I don't question your statement about your experience with analog, but I will "claim" that you can realize/experience unheard detail from improvements from CD playback hardware upgrades. Having invested in better standalone transports & DACs, as well as a standalone player such as the Neodio Origine S2, along with better associated cabling the improvements are quite noticeable. Likewise, folks who stream and have invested in related equipment and the time to understand how to maximize the implementation have realized the same. Degrees of improvement in any of this depend upon any number of variables, but no format is left out of the ability to realize them.
21 minutes after I posted, pretty quick.
I didn’t say you couldn’t get improvement in CD player performance by upgrading cables, getting a DAC with less jitter, putting green marker colour around the edge of your CD’s and placing magic rocks on top of your components (all of these have all been enthusiastically advocated). I also agree that upgrades in DACs have allowed digital music to be recorded without the brick-wall filters needed in the early days to prevent ultra-high distortion associated with the medium back then, and may now actually give some of the psychoacoustic experience that analogue gives, but I do not agree that you can recover data with more expensive CD players that other modern CD players can’t.
When recording while an orchestra is in full bloom, there are literally billions of different tones, fundamental and harmonics, at different volumes, reaching the microphones at once. With D2D recordings that conglomerate of waves are being planted into the grooves in-total as fast as the physical limits of the cutting needle driven by electricity, traveling at the speed of light, will allow.

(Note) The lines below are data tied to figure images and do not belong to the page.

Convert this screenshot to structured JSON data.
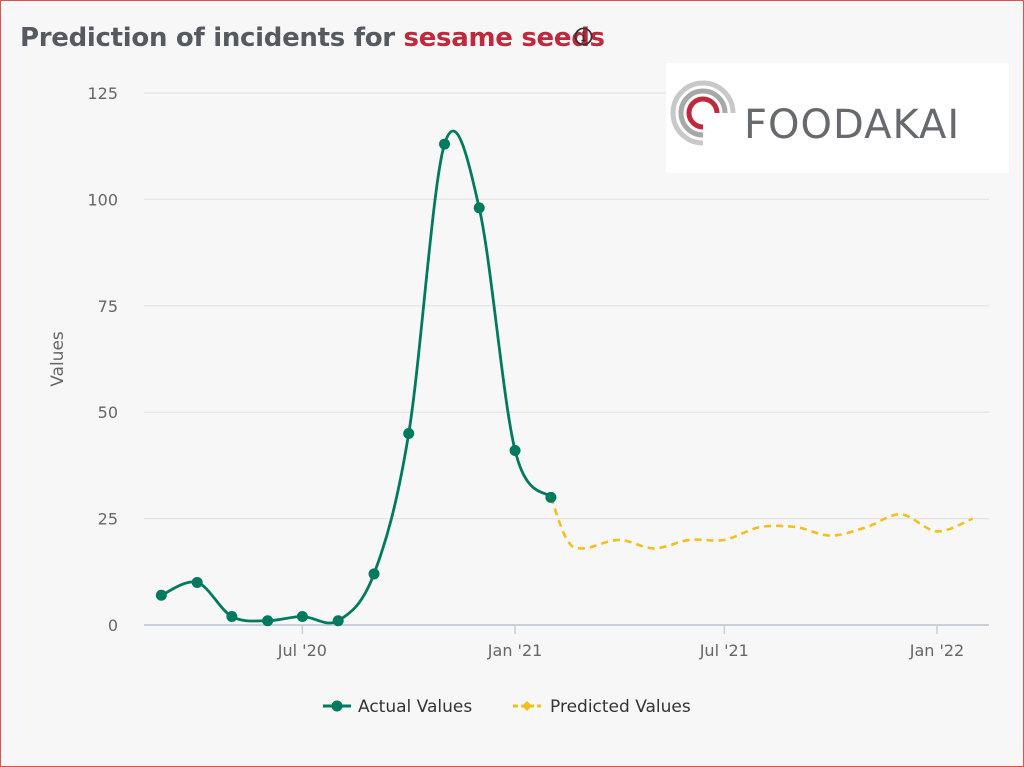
{
  "header": {
    "title_prefix": "Prediction of incidents for ",
    "title_highlight": "sesame seeds",
    "info_icon": "info-circle-icon"
  },
  "logo": {
    "text": "FOODAKAI"
  },
  "colors": {
    "title": "#555a60",
    "highlight": "#c0283c",
    "actual": "#007a5e",
    "predicted": "#f2c01e",
    "grid": "#e4e4e4",
    "frame_border": "#d9534f"
  },
  "chart_data": {
    "type": "line",
    "ylabel": "Values",
    "xlabel": "",
    "ylim": [
      0,
      125
    ],
    "yticks": [
      0,
      25,
      50,
      75,
      100,
      125
    ],
    "grid": true,
    "legend_position": "bottom-center",
    "x_ticks": [
      {
        "date": "2020-07-01",
        "label": "Jul '20"
      },
      {
        "date": "2021-01-01",
        "label": "Jan '21"
      },
      {
        "date": "2021-07-01",
        "label": "Jul '21"
      },
      {
        "date": "2022-01-01",
        "label": "Jan '22"
      }
    ],
    "series": [
      {
        "name": "Actual Values",
        "style": "solid-with-markers",
        "points": [
          {
            "x": "2020-03-01",
            "y": 7
          },
          {
            "x": "2020-04-01",
            "y": 10
          },
          {
            "x": "2020-05-01",
            "y": 2
          },
          {
            "x": "2020-06-01",
            "y": 1
          },
          {
            "x": "2020-07-01",
            "y": 2
          },
          {
            "x": "2020-08-01",
            "y": 1
          },
          {
            "x": "2020-09-01",
            "y": 12
          },
          {
            "x": "2020-10-01",
            "y": 45
          },
          {
            "x": "2020-11-01",
            "y": 113
          },
          {
            "x": "2020-12-01",
            "y": 98
          },
          {
            "x": "2021-01-01",
            "y": 41
          },
          {
            "x": "2021-02-01",
            "y": 30
          }
        ]
      },
      {
        "name": "Predicted Values",
        "style": "dashed",
        "points": [
          {
            "x": "2021-02-01",
            "y": 30
          },
          {
            "x": "2021-02-15",
            "y": 20
          },
          {
            "x": "2021-03-01",
            "y": 18
          },
          {
            "x": "2021-04-01",
            "y": 20
          },
          {
            "x": "2021-05-01",
            "y": 18
          },
          {
            "x": "2021-06-01",
            "y": 20
          },
          {
            "x": "2021-07-01",
            "y": 20
          },
          {
            "x": "2021-08-01",
            "y": 23
          },
          {
            "x": "2021-09-01",
            "y": 23
          },
          {
            "x": "2021-10-01",
            "y": 21
          },
          {
            "x": "2021-11-01",
            "y": 23
          },
          {
            "x": "2021-12-01",
            "y": 26
          },
          {
            "x": "2022-01-01",
            "y": 22
          },
          {
            "x": "2022-02-01",
            "y": 25
          }
        ]
      }
    ]
  }
}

With CD, 16-bits (off and on switches) have a total of 64,560 different values. Do you believe that enough to capture all those billions of sounds reaching the microphone? If so, why did the industry upgrade to 20-bit bytes?
The analogue D2D is recording nearly everything continuously as presented to the mike, whereas with CD, what the limited 16-bit bytes can capture is recorded, not continuously, but in freeze-frame snapshots at 44.1 thousand bytes/second. Quick enough to give the illusion of continuous, but isn’t.
Some improvements in analogue equipment (pickups, linear tracking tonearms, different diamond shapes riding at different depths in the grooves) do not just improve the sound quality of playback, but often times can pull information from the grooves of old records that was never heard before from the same LP’s when played on good, but lesser systems. All the information in a CD is available to all CD players. Although one can improve the sound coming from one’s CD’s, you can’t squeeze blood from a turnip.